180. Properties relating to concurrence of lines and collinearity of points can be tested by paper folding.* Some instances are given below:

(1) The medians of a triangle are concurrent. The common point is called the centroid.

(2) The altitudes of a triangle are concurrent The common point is called the orthocenter.

(3) The perpendicular bisectors of the sides of a triangle are concurrent. The common point is called the circum-center.

(4) The bisectors of the angles of a triangle are concurrent. The common point is called the in-center.

(5) Let ABCD be a parallelogram and P any point. Through P draw GH and EF parallel to BC and AB respectively. Then the diagonals EG, HF, and the line DB are concurrent.

*For treatment of certain of these properties see Beman and Smith's New Plane and Solid Geometry, pp. 84, 182.

(6) If two similar unequal rectineal figures are so placed that their corresponding sides are parallel, then the joins of corresponding corners are concurrent.

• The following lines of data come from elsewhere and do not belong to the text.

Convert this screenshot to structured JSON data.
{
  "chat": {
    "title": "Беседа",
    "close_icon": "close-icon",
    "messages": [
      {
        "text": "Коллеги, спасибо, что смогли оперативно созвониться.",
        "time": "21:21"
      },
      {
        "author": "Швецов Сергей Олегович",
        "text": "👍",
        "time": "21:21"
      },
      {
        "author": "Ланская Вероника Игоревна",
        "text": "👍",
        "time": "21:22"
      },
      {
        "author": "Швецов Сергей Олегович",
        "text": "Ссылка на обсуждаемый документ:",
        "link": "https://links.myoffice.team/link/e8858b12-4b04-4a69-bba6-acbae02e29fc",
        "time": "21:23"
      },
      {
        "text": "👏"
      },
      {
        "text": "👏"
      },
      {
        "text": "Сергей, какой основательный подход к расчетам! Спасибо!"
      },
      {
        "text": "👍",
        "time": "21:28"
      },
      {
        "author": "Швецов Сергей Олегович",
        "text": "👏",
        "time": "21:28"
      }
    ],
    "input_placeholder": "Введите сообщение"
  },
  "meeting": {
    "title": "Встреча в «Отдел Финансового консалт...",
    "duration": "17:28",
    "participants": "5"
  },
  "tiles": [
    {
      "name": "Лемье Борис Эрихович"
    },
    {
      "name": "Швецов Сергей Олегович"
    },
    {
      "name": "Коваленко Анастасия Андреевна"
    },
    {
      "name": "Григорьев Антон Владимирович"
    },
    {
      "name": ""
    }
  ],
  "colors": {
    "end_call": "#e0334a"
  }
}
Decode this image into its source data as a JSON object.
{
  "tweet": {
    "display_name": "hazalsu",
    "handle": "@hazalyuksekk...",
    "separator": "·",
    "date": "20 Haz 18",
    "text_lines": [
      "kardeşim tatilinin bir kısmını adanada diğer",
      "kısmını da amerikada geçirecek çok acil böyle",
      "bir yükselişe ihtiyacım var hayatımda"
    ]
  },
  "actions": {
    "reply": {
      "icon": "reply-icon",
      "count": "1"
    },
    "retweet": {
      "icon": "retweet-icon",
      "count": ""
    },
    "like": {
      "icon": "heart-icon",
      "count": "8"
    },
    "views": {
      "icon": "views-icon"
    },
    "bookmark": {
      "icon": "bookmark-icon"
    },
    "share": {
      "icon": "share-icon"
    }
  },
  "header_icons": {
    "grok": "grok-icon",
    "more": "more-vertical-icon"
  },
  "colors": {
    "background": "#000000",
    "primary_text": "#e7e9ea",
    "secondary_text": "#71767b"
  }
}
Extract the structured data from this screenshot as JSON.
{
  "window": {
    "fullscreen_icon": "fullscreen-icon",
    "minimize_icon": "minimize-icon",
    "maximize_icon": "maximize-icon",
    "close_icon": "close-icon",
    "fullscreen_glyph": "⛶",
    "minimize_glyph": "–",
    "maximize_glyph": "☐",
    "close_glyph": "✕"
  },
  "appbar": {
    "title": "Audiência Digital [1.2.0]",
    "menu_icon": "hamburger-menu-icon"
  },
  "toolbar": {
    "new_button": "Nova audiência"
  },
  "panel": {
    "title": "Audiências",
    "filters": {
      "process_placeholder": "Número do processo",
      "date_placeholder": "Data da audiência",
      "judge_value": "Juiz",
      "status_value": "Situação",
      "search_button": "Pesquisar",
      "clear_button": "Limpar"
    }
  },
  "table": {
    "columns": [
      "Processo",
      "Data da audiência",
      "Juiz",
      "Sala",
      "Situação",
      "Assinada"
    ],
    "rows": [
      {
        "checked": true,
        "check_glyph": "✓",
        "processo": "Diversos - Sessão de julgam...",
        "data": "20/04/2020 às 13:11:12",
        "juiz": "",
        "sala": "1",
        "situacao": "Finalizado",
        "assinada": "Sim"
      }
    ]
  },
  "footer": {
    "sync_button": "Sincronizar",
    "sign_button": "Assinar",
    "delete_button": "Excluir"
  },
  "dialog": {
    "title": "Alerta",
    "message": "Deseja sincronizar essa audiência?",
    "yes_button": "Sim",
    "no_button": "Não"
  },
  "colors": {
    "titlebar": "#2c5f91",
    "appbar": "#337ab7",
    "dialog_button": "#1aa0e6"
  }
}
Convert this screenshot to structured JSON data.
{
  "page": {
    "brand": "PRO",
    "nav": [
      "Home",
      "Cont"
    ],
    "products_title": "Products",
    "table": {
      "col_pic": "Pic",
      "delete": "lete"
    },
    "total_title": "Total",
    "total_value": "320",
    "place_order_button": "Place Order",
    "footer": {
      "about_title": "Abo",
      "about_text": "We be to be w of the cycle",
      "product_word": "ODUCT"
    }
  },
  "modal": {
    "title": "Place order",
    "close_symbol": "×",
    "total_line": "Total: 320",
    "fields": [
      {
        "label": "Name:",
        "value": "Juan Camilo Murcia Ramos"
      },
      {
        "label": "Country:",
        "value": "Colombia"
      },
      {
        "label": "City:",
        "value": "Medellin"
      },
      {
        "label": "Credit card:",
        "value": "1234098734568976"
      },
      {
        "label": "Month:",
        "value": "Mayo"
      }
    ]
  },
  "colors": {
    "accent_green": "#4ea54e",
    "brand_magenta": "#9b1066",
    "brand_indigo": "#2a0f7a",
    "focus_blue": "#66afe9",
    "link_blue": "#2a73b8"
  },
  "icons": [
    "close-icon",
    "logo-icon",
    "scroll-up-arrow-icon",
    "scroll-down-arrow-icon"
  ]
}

The common point is called the center of similarity.

(7) If two triangles are so placed that their corners are two and two on concurrent lines, then their corresponding sides intersect collinearly. This is known as Desargues's theorem. The two triangles are said to be in perspective. The point of concurrence and line of collinearity are respectively called the center and axis of perspective.

(8) The middle points of the diagonals of a complete quadrilateral are collinear.

(9) If from any point on the circumference of the circum-circle of a triangle, perpendiculars are dropped on its sides, produced when necessary, the feet of these perpendiculars are collinear. This line is called Simson's line.

Simson's line bisects the join of the orthocenter and the point from which the perpendiculars are drawn.

(10) In any triangle the orthocenter, circum-center, and centroid are collinear.

The mid-point of the join of the orthocenter and circum-center is the center of the nine-points circle, so called because it passes through the feet of the altitudes and medians of the triangle and the mid-point of that part of each altitude which lies between the orthocenter and vertex.

The center of the nine-points circle is twice as far from the orthocenter as from the centroid. This is known as Poncelet's theorem.

(11) If A, B, C, D, E, F, are any six points on a circle which are joined successively in any order, then the intersections of the first and fourth, of the second and fifth, and of the third and sixth of these joins produced when necessary) are collinear. This is known as Pascal's theorem.

(12) The joins of the vertices of a triangle with the points of contact of the in-circle are concurrent. The same property holds for the ex circles.

(13) The internal bisectors of two angles of a triangle, and the external bisector of the third angle intersect the opposite sides collinearly.

(14) The external bisectors of the angles of a triangle intersect the opposite sides collinearly.

(15) If any point be joined to the vertices of a triangle, the lines drawn through the point perpendicular to those joins intersect the opposite sides of the triangle collinearly.

(16) If on an axis of symmetry of the congruent triangles ABC, A'B'C a point O be taken A'O, B'O, and C'O intersect the sides BC, CA and AB collinearly.

(17) The points of intersection of pairs of tangents to a circle at the extremities of chords which pass through a given point are collinear. This line is called the polar of the given point with respect to the circle.

(18) The isogonal conjugates of three concurrent lines AX, BX, CX with respect to the three angles of a triangle ABC are concurrent. (Two lines AX, AY are said to be isogonal conjugates with respect to an angle BAC, when they make equal angles with its bisector.)

(19) If in a triangle ABC, the lines AA', BB', CC' drawn from each of the angles to the opposite sides are concurrent, their isotomic conjugates with respect to the corresponding sides are also concurrent. (The lines AA', AA" are said to be isotomic conjugates, with respect to the side BC of the triangle ABC, when the intercepts BA' and CA" are equal.)

(20) The three symmedians of a triangle are concurrent. (The isogonal conjugate of a median AM of a triangle is called a symmedian.)